ABSORB: Bioresorbable scaffold yields encouraging outcomes

A bioresorbable vascular scaffold was associated with stable luminal dimensions and low restenosis rates at 3 years in the ABSORB trial.

The aim of the study was to evaluate multimodality imaging of the Absorb bioresorbable everolimus-eluting vascular scaffold (Abbott Vascular). The analysis included two patient cohorts that underwent serial investigation at 6 and 24 months (n=45) or 12 and 36 months (n=56).

The techniques used to evaluate all patients included serial invasive imaging, specifically quantitative coronary angiography, along with IVUS, radiofrequency backscattering (IVUS-VH) and optical coherence tomography.

Results indicated that late luminal loss did not change during the period between 1 and 3 years. At 6 months, late luminal loss of 0.19 mm was reported. Loss was 0.27 at 1 year, 0.27 at 2 years and 0.29 at 3 years.

Among all patients, a 6% in-segment angiographic restenosis rate was reported at the 3-year mark.

Results at 2 years after IVUS indicated several areas of enlargement, including mean lumen, scaffold plaque and vessel area. Between the second and third year, mean lumen and scaffold area remained stable, according to the findings. However, during that time, a significant reduction in plaque behind the struts was reported. This outcome included a trend toward adaptive restrictive remodeling of the external elastic membrane.

A decrease from 23.1% to 10.4% occurred with regard to hyperechogenicity of the vessel wall, which the researchers noted is a surrogate for the bioresorption process. They added that there was also a reduction in “radiofrequency backscattering for dense calcium and necrotic core.”

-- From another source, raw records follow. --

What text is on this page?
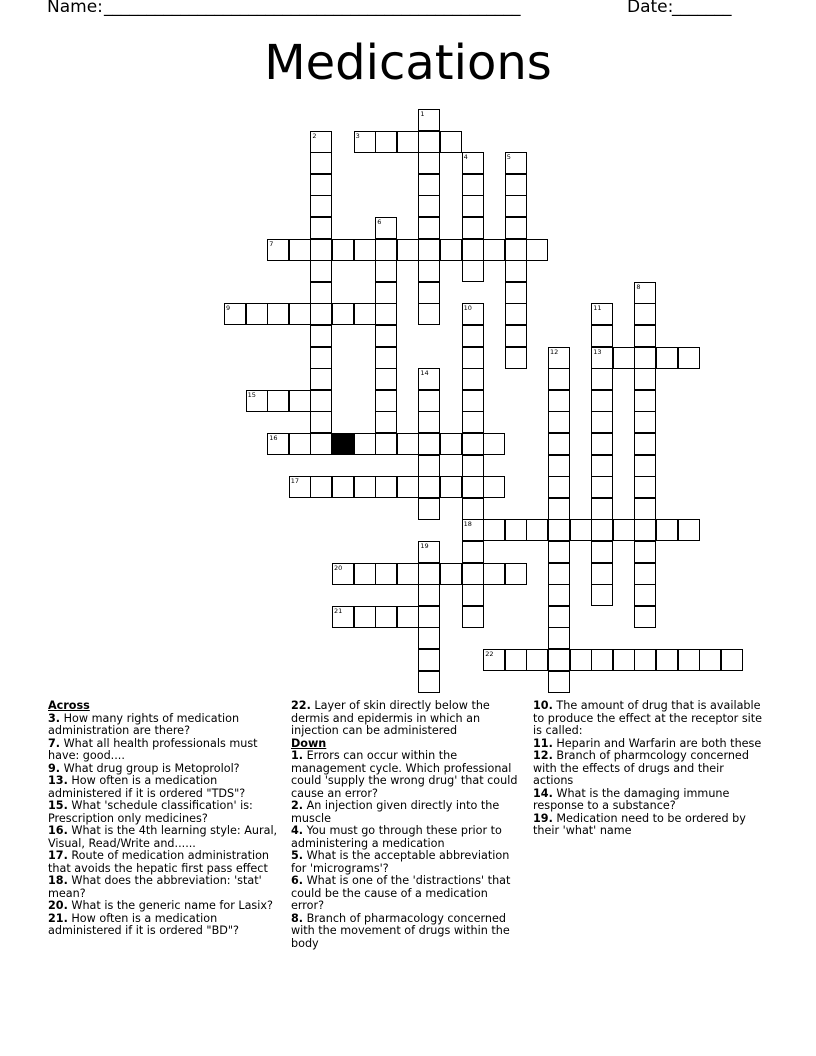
Name: _________________________________________________	Date:
_______
Medications
1
2	3
4	5
6
7
8
9	10
18
11
13
12
14
15
16
17
19
20
21
22

Across

3. How many rights of medication administration are there?

7. What all health professionals must have: good....

9. What drug group is Metoprolol?

13. How often is a medication administered if it is ordered "TDS"?

15. What 'schedule classification' is: Prescription only medicines?

16. What is the 4th learning style: Aural, Visual, Read/Write and......

17. Route of medication administration that avoids the hepatic first pass effect

18. What does the abbreviation: 'stat' mean?

20. What is the generic name for Lasix?

21. How often is a medication administered if it is ordered "BD"?

22. Layer of skin directly below the dermis and epidermis in which an injection can be administered

Down

1. Errors can occur within the management cycle. Which professional could 'supply the wrong drug' that could cause an error?

2. An injection given directly into the muscle

4. You must go through these prior to administering a medication

5. What is the acceptable abbreviation for 'micrograms'?

6. What is one of the 'distractions' that could be the cause of a medication error?

8. Branch of pharmacology concerned with the movement of drugs within the body

10. The amount of drug that is available to produce the effect at the receptor site is called:

11. Heparin and Warfarin are both these

12. Branch of pharmcology concerned with the effects of drugs and their actions

14. What is the damaging immune response to a substance?

19. Medication need to be ordered by their 'what' name
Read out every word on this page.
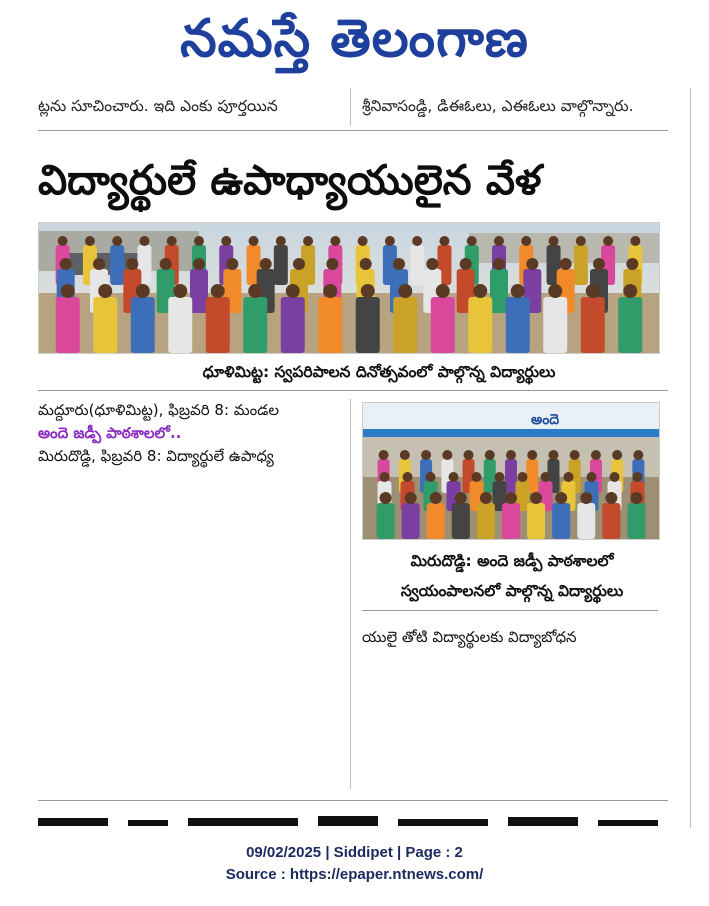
నమస్తే తెలంగాణ
ట్లను సూచించారు. ఇది ఎంకు పూర్తయిన	శ్రీనివాసండ్డి, డిఈఓలు, ఎఈఓలు వాల్గొన్నారు.
విద్యార్థులే ఉపాధ్యాయులైన వేళ
ధూళిమిట్ట: స్వపరిపాలన దినోత్సవంలో పాల్గొన్న విద్యార్థులు
మద్దూరు(ధూళిమిట్ట), ఫిబ్రవరి 8: మండల
అందె జడ్పీ పాఠశాలలో..
మిరుదొడ్డి, ఫిబ్రవరి 8: విద్యార్థులే ఉపాధ్య
అందె
మిరుదొడ్డి: అందె జడ్పీ పాఠశాలలో
స్వయంపాలనలో పాల్గొన్న విద్యార్థులు
యులై తోటి విద్యార్థులకు విద్యాబోధన
09/02/2025 | Siddipet | Page : 2
Source : https://epaper.ntnews.com/
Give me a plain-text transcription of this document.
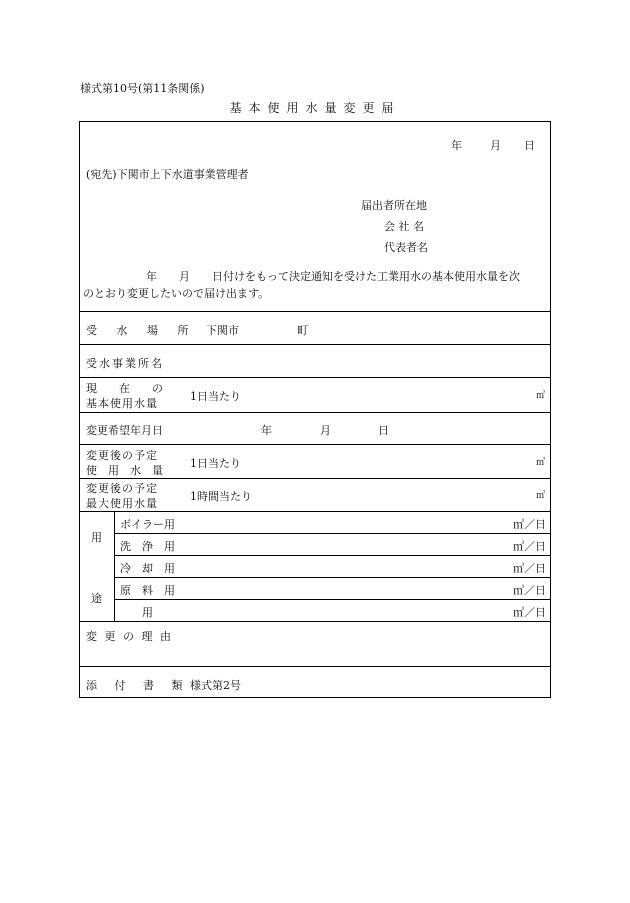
様式第10号(第11条関係)
基本使用水量変更届
年	月 日
(宛先)下関市上下水道事業管理者
届出者所在地
会 社 名
代表者名
年 月 日付けをもって決定通知を受けた工業用水の基本使用水量を次
のとおり変更したいので届け出ます。
受 水 場 所 下関市	町
受水事業所名
現　　在　　の
基本使用水量
1日当たり	㎥
変更希望年月日	年	月	日
変更後の予定
使　用　水　量
1日当たり	㎥
変更後の予定
最大使用水量
1時間当たり	㎥
用
途
ボイラー用	㎥／日
洗　浄　用	㎥／日
冷　却　用	㎥／日
原　料　用	㎥／日
用	㎥／日
変 更 の 理 由
添 付 書 類 様式第2号
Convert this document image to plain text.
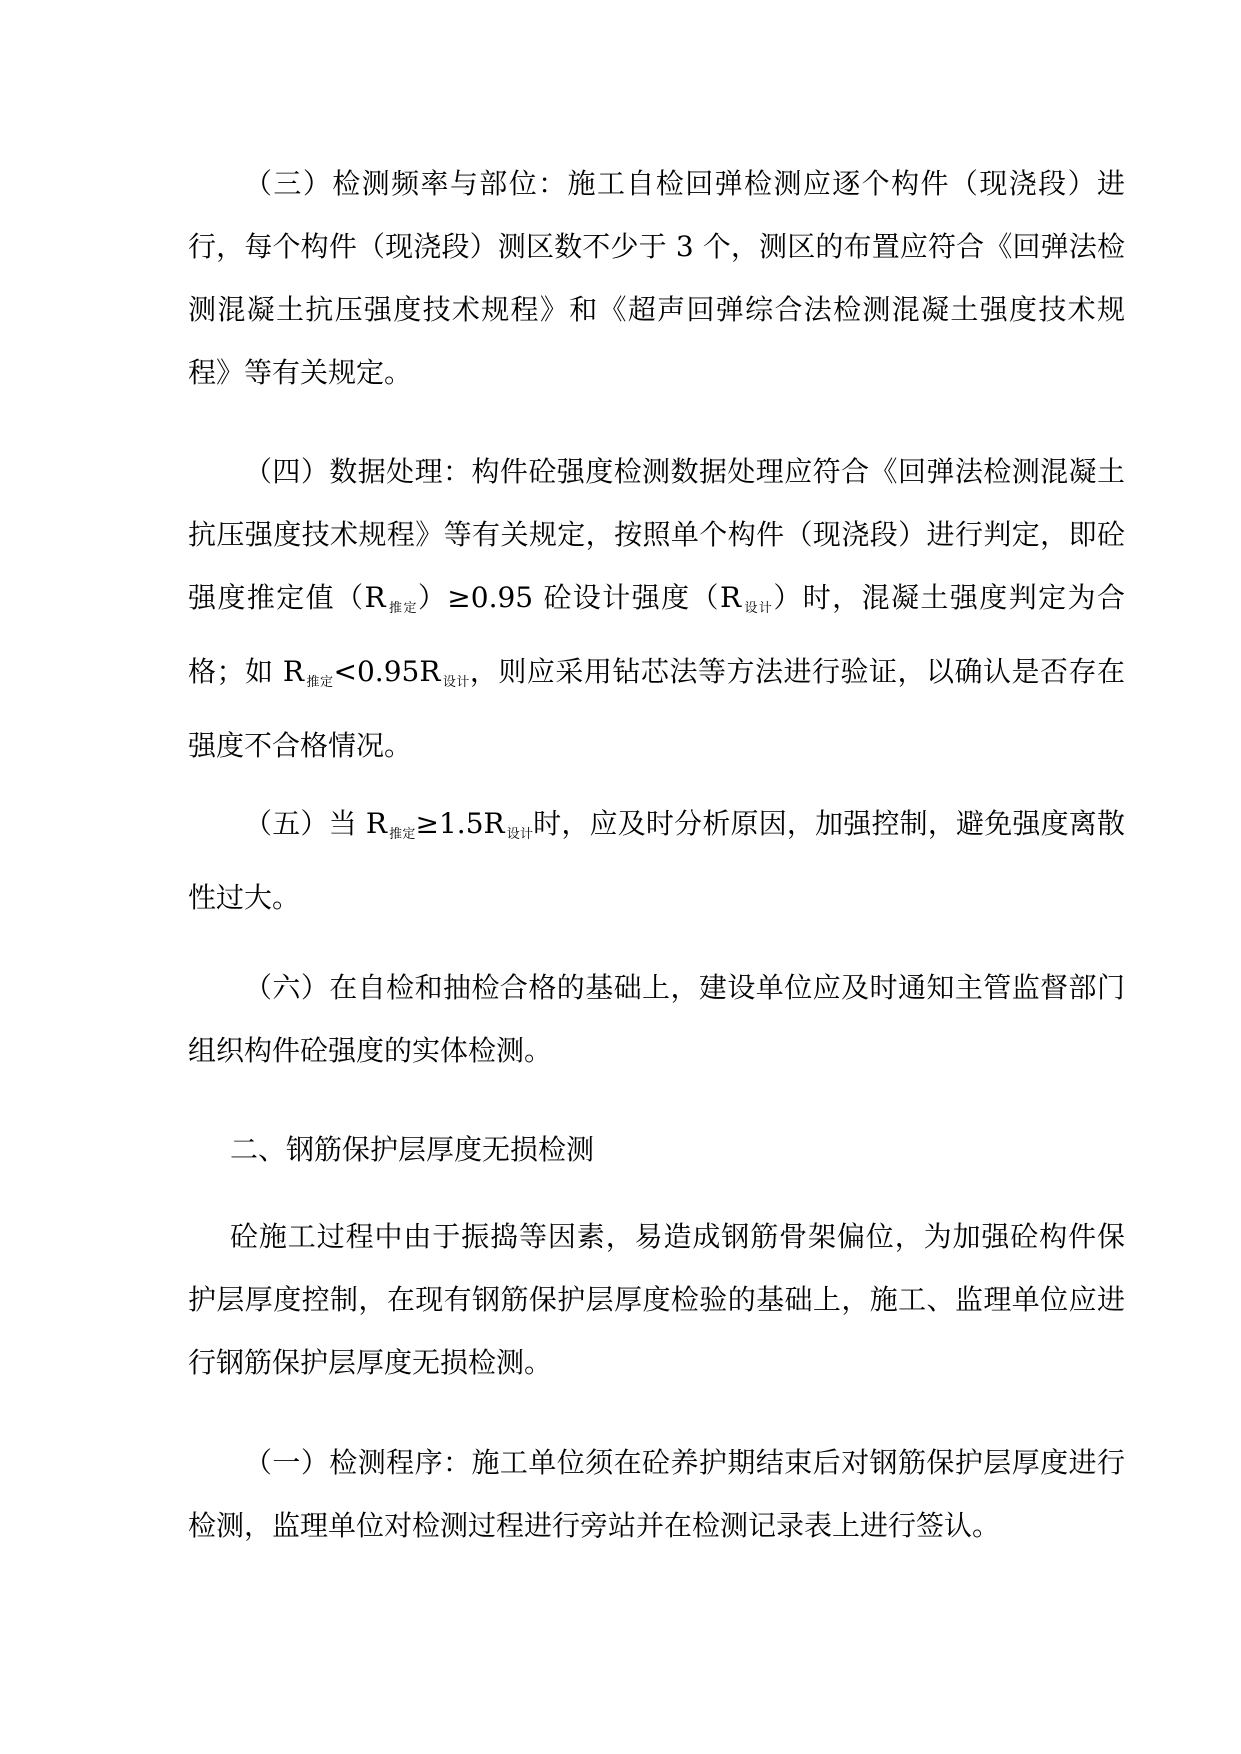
（三）检测频率与部位：施工自检回弹检测应逐个构件（现浇段）进行，每个构件（现浇段）测区数不少于 3 个，测区的布置应符合《回弹法检测混凝土抗压强度技术规程》和《超声回弹综合法检测混凝土强度技术规程》等有关规定。

（四）数据处理：构件砼强度检测数据处理应符合《回弹法检测混凝土抗压强度技术规程》等有关规定，按照单个构件（现浇段）进行判定，即砼强度推定值（R $_{推定}$）≥0.95 砼设计强度（R $_{设计}$）时，混凝土强度判定为合格；如 R $_{推定}$<0.95R $_{设计}$，则应采用钻芯法等方法进行验证，以确认是否存在强度不合格情况。

（五）当 R $_{推定}$≥1.5R $_{设计}$时，应及时分析原因，加强控制，避免强度离散性过大。

（六）在自检和抽检合格的基础上，建设单位应及时通知主管监督部门组织构件砼强度的实体检测。

二、钢筋保护层厚度无损检测

砼施工过程中由于振捣等因素，易造成钢筋骨架偏位，为加强砼构件保护层厚度控制，在现有钢筋保护层厚度检验的基础上，施工、监理单位应进行钢筋保护层厚度无损检测。

（一）检测程序：施工单位须在砼养护期结束后对钢筋保护层厚度进行检测，监理单位对检测过程进行旁站并在检测记录表上进行签认。
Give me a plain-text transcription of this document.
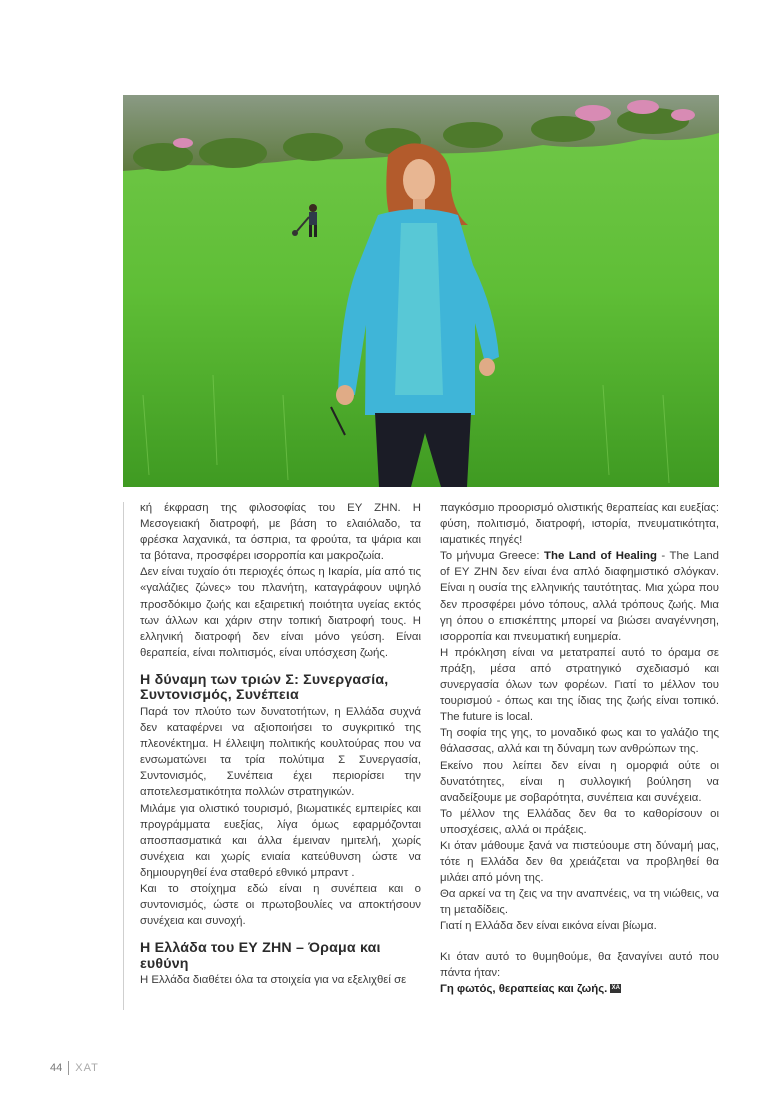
κή έκφραση της φιλοσοφίας του ΕΥ ΖΗΝ. Η Μεσογειακή διατροφή, με βάση το ελαιόλαδο, τα φρέσκα λαχανικά, τα όσπρια, τα φρούτα, τα ψάρια και τα βότανα, προσφέρει ισορροπία και μακροζωία.

Δεν είναι τυχαίο ότι περιοχές όπως η Ικαρία, μία από τις «γαλάζιες ζώνες» του πλανήτη, καταγράφουν υψηλό προσδόκιμο ζωής και εξαιρετική ποιότητα υγείας εκτός των άλλων και χάριν στην τοπική διατροφή τους. Η ελληνική διατροφή δεν είναι μόνο γεύση. Είναι θεραπεία, είναι πολιτισμός, είναι υπόσχεση ζωής.

Η δύναμη των τριών Σ: Συνεργασία, Συντονισμός, Συνέπεια

Παρά τον πλούτο των δυνατοτήτων, η Ελλάδα συχνά δεν καταφέρνει να αξιοποιήσει το συγκριτικό της πλεονέκτημα. Η έλλειψη πολιτικής κουλτούρας που να ενσωματώνει τα τρία πολύτιμα Σ Συνεργασία, Συντονισμός, Συνέπεια έχει περιορίσει την αποτελεσματικότητα πολλών στρατηγικών.

Μιλάμε για ολιστικό τουρισμό, βιωματικές εμπειρίες και προγράμματα ευεξίας, λίγα όμως εφαρμόζονται αποσπασματικά και άλλα έμειναν ημιτελή, χωρίς συνέχεια και χωρίς ενιαία κατεύθυνση ώστε να δημιουργηθεί ένα σταθερό εθνικό μπραντ .

Και το στοίχημα εδώ είναι η συνέπεια και ο συντονισμός, ώστε οι πρωτοβουλίες να αποκτήσουν συνέχεια και συνοχή.

Η Ελλάδα του ΕΥ ΖΗΝ – Όραμα και ευθύνη

Η Ελλάδα διαθέτει όλα τα στοιχεία για να εξελιχθεί σε

παγκόσμιο προορισμό ολιστικής θεραπείας και ευεξίας: φύση, πολιτισμό, διατροφή, ιστορία, πνευματικότητα, ιαματικές πηγές!

Το μήνυμα Greece: The Land of Healing - The Land of ΕΥ ΖΗΝ δεν είναι ένα απλό διαφημιστικό σλόγκαν. Είναι η ουσία της ελληνικής ταυτότητας. Μια χώρα που δεν προσφέρει μόνο τόπους, αλλά τρόπους ζωής. Μια γη όπου ο επισκέπτης μπορεί να βιώσει αναγέννηση, ισορροπία και πνευματική ευημερία.

Η πρόκληση είναι να μετατραπεί αυτό το όραμα σε πράξη, μέσα από στρατηγικό σχεδιασμό και συνεργασία όλων των φορέων. Γιατί το μέλλον του τουρισμού - όπως και της ίδιας της ζωής είναι τοπικό. The future is local.

Τη σοφία της γης, το μοναδικό φως και το γαλάζιο της θάλασσας, αλλά και τη δύναμη των ανθρώπων της.

Εκείνο που λείπει δεν είναι η ομορφιά ούτε οι δυνατότητες, είναι η συλλογική βούληση να αναδείξουμε με σοβαρότητα, συνέπεια και συνέχεια.

Το μέλλον της Ελλάδας δεν θα το καθορίσουν οι υποσχέσεις, αλλά οι πράξεις.

Κι όταν μάθουμε ξανά να πιστεύουμε στη δύναμή μας, τότε η Ελλάδα δεν θα χρειάζεται να προβληθεί θα μιλάει από μόνη της.

Θα αρκεί να τη ζεις να την αναπνέεις, να τη νιώθεις, να τη μεταδίδεις.

Γιατί η Ελλάδα δεν είναι εικόνα είναι βίωμα.

Κι όταν αυτό το θυμηθούμε, θα ξαναγίνει αυτό που πάντα ήταν:

Γη φωτός, θεραπείας και ζωής. ΧΑ

44 ΧΑΤ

OCT results demonstrated a significant increase in the count of strut cores at 3 years. This may have reflected the dismantling of the scaffold, according to the researchers, who added that 98% of the struts were covered.

A 10% MACE rate at 3 years was reported among all 101 patients in the cohort.

Gregg W. Stone

Gregg W. Stone, MD, of Columbia University Medical Center, New York Presbyterian Hospital and the Cardiovascular Research Foundation, noted in an accompanying editorial that little could be inferred from the event rates due to the small patient cohort, but noted that the rates may be similar to what could be expected for everolimus-eluting stents.

“Similarly, the dramatic images and unique vascular responses after [bioresorbable everolimus-eluting vascular scaffold] implantation, as brilliantly elucidated by the imaging studies of Serruys and colleagues, are fascinating the subspecialty of interventional cardiology — we have never seen anything like this before and the clinical potential for this innovative technology is alluring,” Stone wrote. “However, our excitement must be tempered by the recognition that, compared to contemporary metallic DES, current [bioresorbable everolimus-eluting vascular scaffolds] may have greater crossing profiles and reduced deliverability; thicker struts with the potential for greater side branch compromise and (theoretically) delayed re-endothelialization; a more limited expansion range (with increased susceptibility to fracture); less secure retention on the delivery balloon; and somewhat greater recoil requiring more aggressive lesion preparation.”

These issues will likely be rectified in future generations of the device, according to Stone. Large scale randomized trials will be necessary to demonstrate their clinical benefit.

“If these goals are met, Absorb (and the conceptual framework of [bioresorbable everolimus-eluting vascular scaffolds]) will become established as the fourth revolution in interventional cardiology, and the therapeutic landscape for patients with atherosclerotic [CAD] will be radically transformed,” Stone wrote.

For more information:

Serruys PW. EuroIntervention. 2014;9:1271-1284.

Stone GW. EuroIntervention. 2014;9:1255-1257.

Disclosure: The researchers report financial disclosures with Abbott Vascular and Biotronik. Stone reports financial disclosures with Boston Scientific and REVA Medical.